Read the article at http://www.sqlservercentral.com/articles/Best+Practices/61537/ for best practices on asking questions.
Need to split a string? Try Jeff Modens splitter http://www.sqlservercentral.com/articles/Tally+Table/72993/.
Cross Tabs and Pivots, Part 1 – Converting Rows to Columns - http://www.sqlservercentral.com/articles/T-SQL/63681/
Cross Tabs and Pivots, Part 2 - Dynamic Cross Tabs - http://www.sqlservercentral.com/articles/Crosstab/65048/
Understanding and Using APPLY (Part 1) - http://www.sqlservercentral.com/articles/APPLY/69953/
Understanding and Using APPLY (Part 2) - http://www.sqlservercentral.com/articles/APPLY/69954/
April 19, 2013 at 7:49 pm
SELECT EmpPin, trxdate, trxtime, COUNT(*) AS dupes
FROM dbo.rawtrx
GROUP BY EmpPin, trxdate, trxtime
HAVING (COUNT(*) > 1)
play around with this query
April 19, 2013 at 7:55 pm
okay, after reading further your questions and scenarios... i doubt that my last post would work...
how many times do you have the same student recurring? do you ever have a situation like this?
kyle null 1111 1111
kyle null 1111 1112
kyle 111 1111 1111
April 20, 2013 at 4:41 am
sdhanpaul,
Prior to removing duplicate instance of user, I first want to get list of duplicate users, to do that I need to filter them and make sure they really are duplicates.
I can filter them by IDNo - unfortunately more than half of the users with same name (firstname + surname) don't have IDNo, so I am forced to check TelephoneNo3 and TelephoneNo1 fields to try and identify if they really are the same user/s.
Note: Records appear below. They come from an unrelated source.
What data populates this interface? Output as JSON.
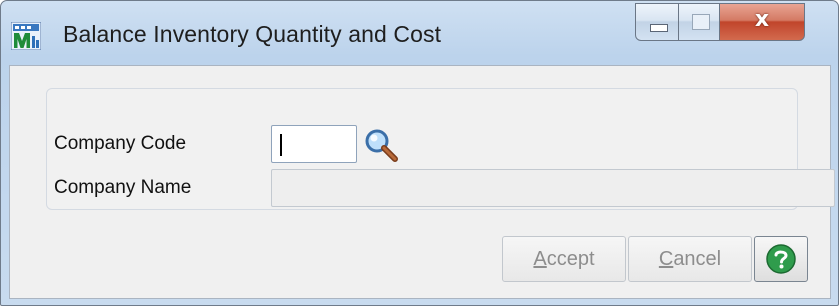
{
  "window": {
    "title": "Balance Inventory Quantity and Cost",
    "controls": {
      "minimize": "minimize",
      "maximize": "maximize",
      "close": "x"
    }
  },
  "form": {
    "company_code_label": "Company Code",
    "company_code_value": "",
    "company_name_label": "Company Name",
    "company_name_value": ""
  },
  "buttons": {
    "accept_label_key": "A",
    "accept_label_rest": "ccept",
    "cancel_label_key": "C",
    "cancel_label_rest": "ancel"
  },
  "icons": {
    "app": "sage-mas90-app-icon",
    "search": "magnifier-icon",
    "help": "help-question-icon"
  },
  "colors": {
    "close_button": "#c0452b",
    "help_icon": "#2f9c4c",
    "search_icon_lens": "#5aa0dc"
  }
}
As in my example above, the first row for user Alison is not identical to the second row for user Alison, same applied to the other users. So using COUNT(*) and HAVING (COUNT(*) > 1) clause won't do the job.
April 21, 2013 at 5:26 pm
how about if you join the fields?
Try this:
WITH CTE (emppin,trxdate, trxtime, DuplicateCount)
AS
(
SELECT emppin,trxdate, trxtime,
ROW_NUMBER() OVER(PARTITION BY emppin,trxdate, trxtime ORDER BY emppin) AS DuplicateCount
FROM dbo.rawtrx
)
DELETE
FROM CTE
WHERE DuplicateCount > 1
you need to replace the fields etc
this however deletes the duplicates... im really not much of a bottle feeder so you need to do the modifications.
April 21, 2013 at 10:06 pm
I would like to follow this, but I don't understand the sentence "if they are use it to populate field Sort with the value". I don't see the Sort column populated at all for any of the examples.
Did the replies here already help you?
April 22, 2013 at 7:40 am
Notice how people just keep taking random attempts at helping you. If you would take a few minutes and post ddl, sample data and desired output you would have a tested answer quickly. This really isn't too difficult but without something to work with it is just guessing.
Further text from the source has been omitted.